Talvez o ideal seja imaginar um cenário pessoal e simples para fazer com que as pessoas reflitam a gravidade do que foi feito pelo então juiz da Operação Lava Jato. Esqueçam o Lula. Esqueçam o jogo político desse bando de Curitiba.

Imagine você disputando a guarda do seu filho na Justiça e, antes da audiência decisiva, descobre que o juiz está instruindo o promotor a como se portar na audiência e a quem ele deve se reportar para ter sucesso. Ou, em uma ação judicial na qual se pleiteia não perder sua casa, seu único bem, para um banco que a financiou e você descobre e-mails entre o juiz, o promotor e o advogado do banco, definindo a estratégia para o banco ganhar a ação.

E para coroar, imagine você na final do Mundial de Clubes, torcedor do Palmeiras, e no jogo com o Bayern de Munique descobre várias mensagens do juiz coordenando os atacantes alemães e avisando que, se o jogador cair dentro da área, vai dar pênalti. E, como o torcedor costuma ser apaixonado, imagine que não é o Palmeiras na final do Mundial, mas o Cruzeiro, o Flamengo, o Corinthians, o Botafogo, ou o seu time de coração e o torcedor vendo o conluio entre o juiz, os bandeirinhas e o outro time. É esse o estrago que esse juiz de Curitiba e seus asseclas provocaram no processo penal e na Constituição.

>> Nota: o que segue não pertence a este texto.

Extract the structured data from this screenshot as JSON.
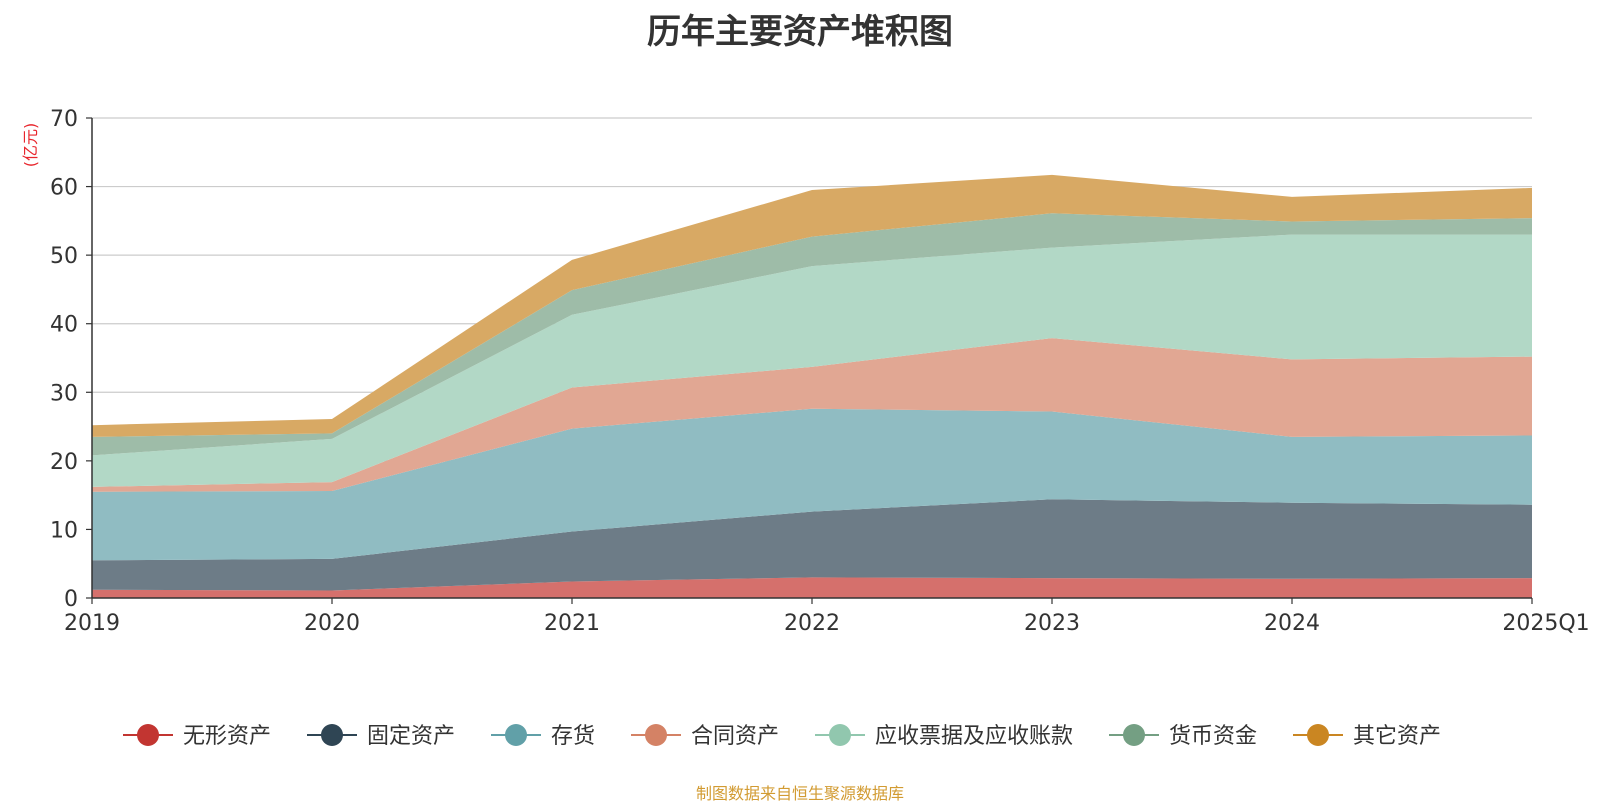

Instrumentalizaram o Poder Judiciário e o Ministério Público Federal. Evidentemente que eles, é necessário ressaltar, não representam o Poder Judiciário ou o Ministério Público. A esmagadora maioria dos juízes e dos membros do Ministério Público é séria e comprometida com os valores constitucionais e democráticos. Esse bando de Curitiba armou tudo com uma estratégia com objetivos políticos. E mercadejaram com a toga esbofeteando o Poder Judiciário.

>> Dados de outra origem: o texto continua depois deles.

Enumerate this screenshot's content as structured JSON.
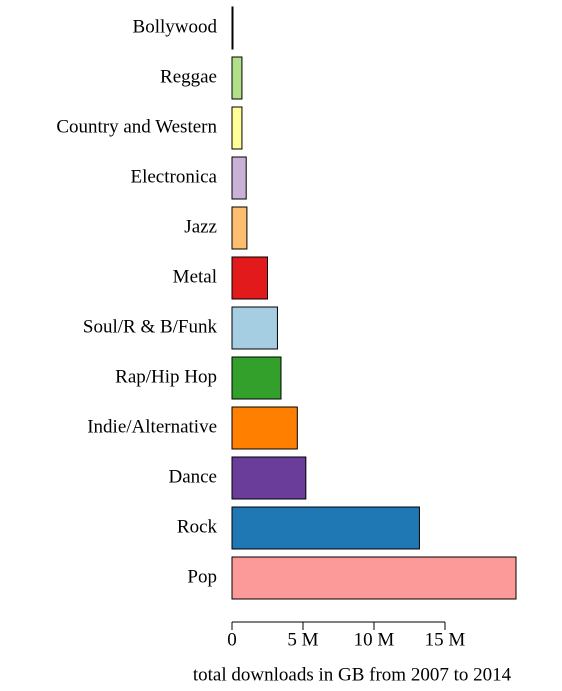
{
  "chart_data": {
    "type": "barh",
    "x_label": "total downloads in GB  from 2007 to 2014",
    "categories": [
      "Bollywood",
      "Reggae",
      "Country and Western",
      "Electronica",
      "Jazz",
      "Metal",
      "Soul/R & B/Funk",
      "Rap/Hip Hop",
      "Indie/Alternative",
      "Dance",
      "Rock",
      "Pop"
    ],
    "values": [
      0.07,
      0.7,
      0.7,
      1.0,
      1.05,
      2.5,
      3.2,
      3.45,
      4.6,
      5.2,
      13.2,
      20.0
    ],
    "colors": [
      "#b15928",
      "#b2df8a",
      "#ffff99",
      "#cab2d6",
      "#fdbf6f",
      "#e31a1c",
      "#a6cee3",
      "#33a02c",
      "#ff7f00",
      "#6a3d9a",
      "#1f78b4",
      "#fb9a99"
    ],
    "xlim": [
      0,
      20
    ],
    "xticks": [
      0,
      {
        "value": 5,
        "label": "5 M"
      },
      {
        "value": 10,
        "label": "10 M"
      },
      {
        "value": 15,
        "label": "15 M"
      }
    ],
    "grid": false
  }
}
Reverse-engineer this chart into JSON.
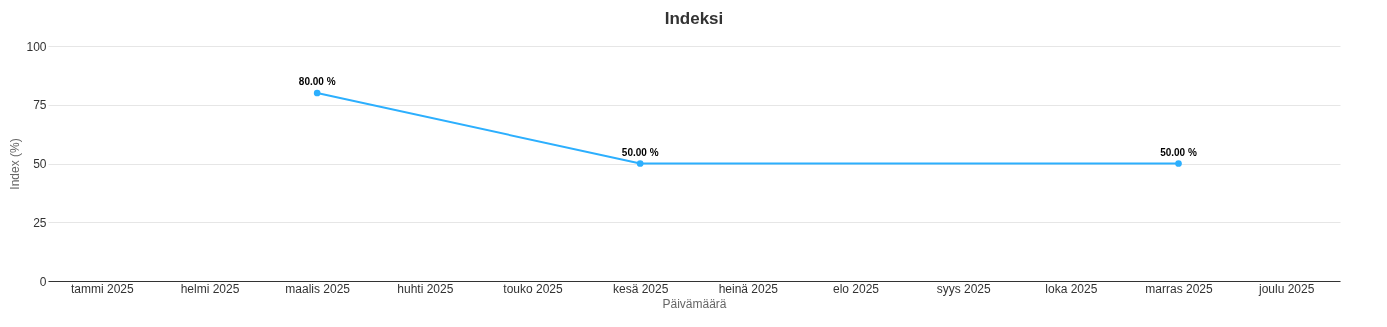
{
  "chart_data": {
    "type": "line",
    "title": "Indeksi",
    "xlabel": "Päivämäärä",
    "ylabel": "Index (%)",
    "categories": [
      "tammi 2025",
      "helmi 2025",
      "maalis 2025",
      "huhti 2025",
      "touko 2025",
      "kesä 2025",
      "heinä 2025",
      "elo 2025",
      "syys 2025",
      "loka 2025",
      "marras 2025",
      "joulu 2025"
    ],
    "series": [
      {
        "color": "#2caffe",
        "values": [
          null,
          null,
          80,
          null,
          null,
          50,
          null,
          null,
          null,
          null,
          50,
          null
        ],
        "value_labels": [
          null,
          null,
          "80.00 %",
          null,
          null,
          "50.00 %",
          null,
          null,
          null,
          null,
          "50.00 %",
          null
        ]
      }
    ],
    "ylim": [
      0,
      100
    ],
    "yticks": [
      0,
      25,
      50,
      75,
      100
    ],
    "grid": "y",
    "marker": "circle",
    "line_style": "solid"
  }
}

Causa ânsia de vômito ver a falta de limites do grupo para fraudar os processos. Com o apoio da grande mídia armavam estratégias, combinavam os passos a serem dados, vazavam criminosamente informações para influenciar a opinião pública, faziam acordos internacionais clandestinos sem a necessária instrumentalização formal, burlavam regras básicas de competência usurpando a competência de outros tribunais, inclusive do Supremo Tribunal Federal, desafiavam ordens superiores, enfim criaram um Código de Processo Penal de Curitiba e uma Constituição para chamarem de sua. Um escárnio. Um ultraje. Um acinte. Necessário nos socorrer a Baudelaire:

“Não sou acaso um falso acorde
Nessa divina sinfonia,
Graças a voraz Ironia
Que me sacode e que me morde?

Eu sou a faca e o talho atroz!
Eu sou o rosto e a bofetada!
Eu sou a roda e a mão crispada,
Eu sou a vítima e o algoz!

Sou um vampiro a me esvair
-Um destes tais abandonados
Ao risco eterno condenados
E que não podem mais sorrir!”

E neste momento de angústia e solidão do povo brasileiro, com a autoestima em baixa pela falta de ar que nos acomete, seja a falta de ar que vem da praga do vírus, seja a falta de ar por vivermos sob o jugo de um desgoverno, num momento em que a baixa humanidade geral provoca a sensação de baixa de imunidade e nos fragiliza a todos, ter acesso às entranhas desse golpe tramado em Curitiba nos causa profunda indignação. É necessário que todos nós nos empenhemos no esclarecimento cabal dessa trama que mudou os rumos do país. Sim, esse bando provocou mudanças no destino das pessoas. Este desgoverno que hoje nos fez pária internacional é filho direto do projeto de poder tramado em Curitiba.

Mas não podemos perder a coerência e devemos agir agora tendo a Constituição como norte, como fazíamos antes. É claro que essas mensagens obtidas através de um hacker, logo, por meio Ilícito, só podem ser usadas para defesa de direitos. Não podem servir de base para condenar ninguém. Não podemos agir como os procuradores pregavam quando diziam que “provas ilícitas obtidas de boa fé” podem ser utilizadas para condenar. Essa é a régua moral e ética do bando de Curitiba e, claro, não nos serve.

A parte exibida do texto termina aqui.